Close your eyes and imagine Mexico. What do you see? Cactus, brown rocky terrain, maybe desert with heat waves radiating up from the ground? If you want to know what it is like now in Mexico City and you live in Raleigh, NC, then just step outside.
It is cold and rainy here, much like the weather reports I read this morning for Raleigh. Is it always like this in Mexico City in November? Our guide, better known as the Human Encyclopedia (I’ll talk about her later), says no — it’s usually cool but not rainy. The cold rainy weather caught many of us on the NC Team off guard and we paid for it walking on the grounds of the National Autonomous University of Mexico (UNAM) and shivering with every step.
UNAM is the public university of Mexico and a UNESCO World Heritage site for the spectacular architecture and buildings covered with murals by Diego Rivera and David Alfaro Siqueiros. UNAM prides itself for being a highly ranked international university due to its research and innovation but also boasts free tuition for those lucky enough to gain entrance. Approximately 76,000 people applied to UNAM in 2017 but only 6,300 were admitted. According to UNAM’s website, in 2015-16, the university and its high schools served a total of 346,730 students with 112,229 in high school, 204,940 undergraduates, and 28,638 postgraduates.
As for our Human Encyclopedia of Mexican History, also known as Lynda Martinez Del Campo, she provided what seemed like a never-ending tsunami of information on everything from anthropology to archaeology to art history. Dang, she was good! I just wish my cognitive ability to keep everything she said was better. The biggest take away at this point in the trip is that Mexico is rich in history and culture.

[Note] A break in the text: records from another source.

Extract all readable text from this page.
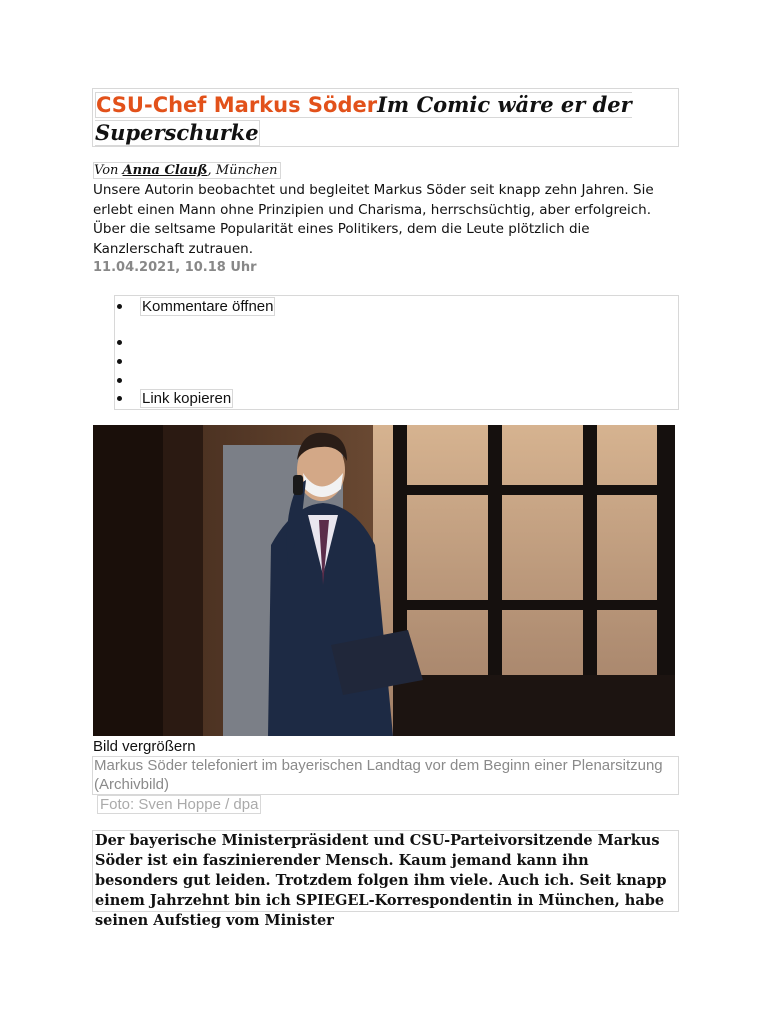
CSU-Chef Markus SöderIm Comic wäre er der Superschurke
Von Anna Clauß, München

Unsere Autorin beobachtet und begleitet Markus Söder seit knapp zehn Jahren. Sie erlebt einen Mann ohne Prinzipien und Charisma, herrschsüchtig, aber erfolgreich. Über die seltsame Popularität eines Politikers, dem die Leute plötzlich die Kanzlerschaft zutrauen.

11.04.2021, 10.18 Uhr
Kommentare öffnen
Link kopieren
Bild vergrößern

Markus Söder telefoniert im bayerischen Landtag vor dem Beginn einer Plenarsitzung (Archivbild)

Foto: Sven Hoppe / dpa

Der bayerische Ministerpräsident und CSU-Parteivorsitzende Markus Söder ist ein faszinierender Mensch. Kaum jemand kann ihn besonders gut leiden. Trotzdem folgen ihm viele. Auch ich. Seit knapp einem Jahrzehnt bin ich SPIEGEL-Korrespondentin in München, habe seinen Aufstieg vom Minister
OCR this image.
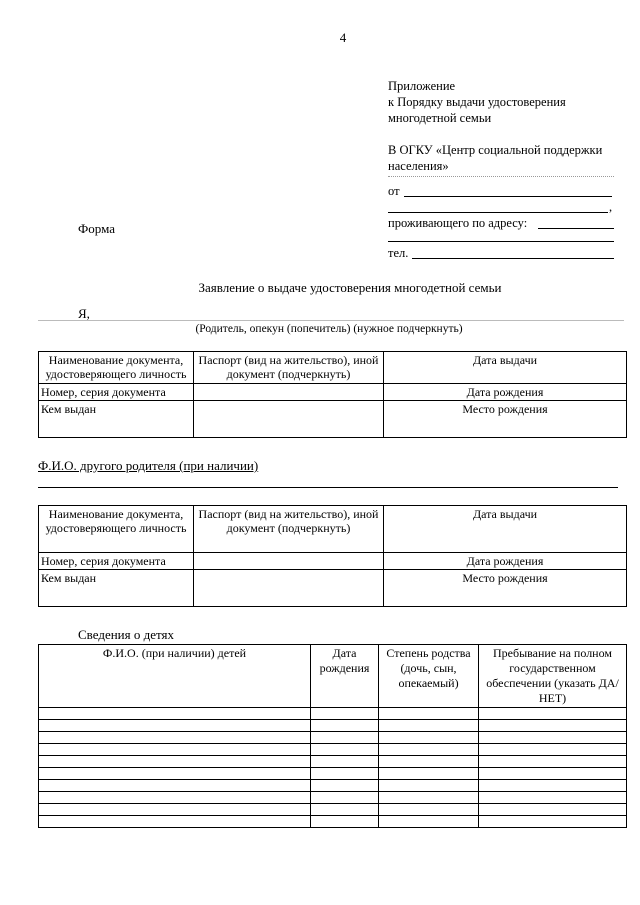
4
Приложение
к Порядку выдачи удостоверения
многодетной семьи
В ОГКУ «Центр социальной поддержки
населения»
от
,
проживающего по адресу:
тел.
Форма
Заявление о выдаче удостоверения многодетной семьи
Я,
(Родитель, опекун (попечитель) (нужное подчеркнуть)
Наименование документа, удостоверяющего личность	Паспорт (вид на жительство), иной документ (подчеркнуть)	Дата выдачи
Номер, серия документа		Дата рождения
Кем выдан		Место рождения
Ф.И.О. другого родителя (при наличии)
Наименование документа, удостоверяющего личность	Паспорт (вид на жительство), иной документ (подчеркнуть)	Дата выдачи
Номер, серия документа		Дата рождения
Кем выдан		Место рождения
Сведения о детях
Ф.И.О. (при наличии) детей	Дата рождения	Степень родства (дочь, сын, опекаемый)	Пребывание на полном государственном обеспечении (указать ДА/НЕТ)
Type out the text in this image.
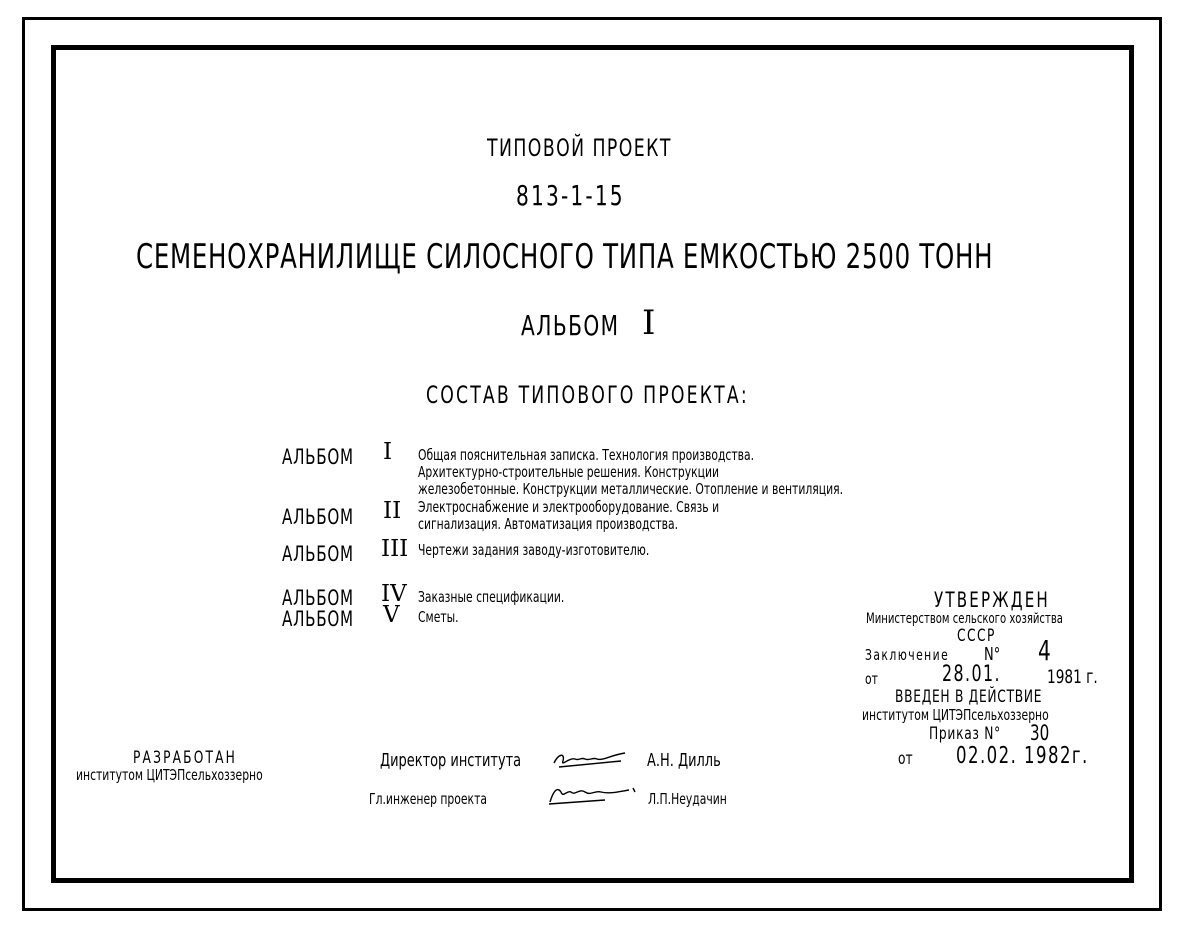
ТИПОВОЙ ПРОЕКТ
813-1-15
СЕМЕНОХРАНИЛИЩЕ СИЛОСНОГО ТИПА ЕМКОСТЬЮ 2500 ТОНН
АЛЬБОМ I
СОСТАВ ТИПОВОГО ПРОЕКТА:
АЛЬБОМ I Общая пояснительная записка. Технология производства.
Архитектурно-строительные решения. Конструкции
железобетонные. Конструкции металлические. Отопление и вентиляция.
АЛЬБОМ II Электроснабжение и электрооборудование. Связь и
сигнализация. Автоматизация производства.
АЛЬБОМ III Чертежи задания заводу-изготовителю.
АЛЬБОМ IV Заказные спецификации.
АЛЬБОМ V Сметы.
УТВЕРЖДЕН
Министерством сельского хозяйства
СССР
Заключение N° 4
от	28.01. 1981 г.
ВВЕДЕН В ДЕЙСТВИЕ
институтом ЦИТЭПсельхоззерно
Приказ N° 30
от 02.02. 1982г.
РАЗРАБОТАН
институтом ЦИТЭПсельхоззерно
Директор института	А.Н. Дилль
Гл.инженер проекта	Л.П.Неудачин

The history of Mexico is complex and full of vibrant characters and heroes. Few in our delegation realized the connection between the Hapsburg Dynasty of Europe and Mexico. Maximilian I, the younger brother of Austrian Franz Joseph I, proclaimed himself Emperor of Mexico in 1864 with help from Napoleon III. Forces loyal to Benito Juarez eventually captured and executed Maximilian in 1867. Lynda explained that Maximilian had a genuine desire to help the people of Mexico and his refusal to desert his loyal followers during the siege of Querétaro was honorable and brave.
Our guide, Lynda, never missed the opportunity to share her knowledge of the arts, explaining the intricate details of famous murals in Mexico City by artist like Diego Rivera and Jose Clemente Orozco. The Mexican ballet performance, which included songs, music, and dances from the different states in Mexico, was unlike any performance I have seen. Prior to the performance, I expected to see some native Aztec and Hispanic-influenced dances. For nearly two hours, dancers, musicians, and singers entertained with an infusion of colorful costumes and lighting that put a smile on everyone’s face throughout the entire performance. As we leave Mexico City for Guanajuato, I can’t help but think how little I knew about Mexico.
One of our delegation commented: “We need to tell the story or our own mural of images about what we experience in Mexico so that others can understand that our neighbor to the south is nothing like the images and dialogue we see and hear on the news.”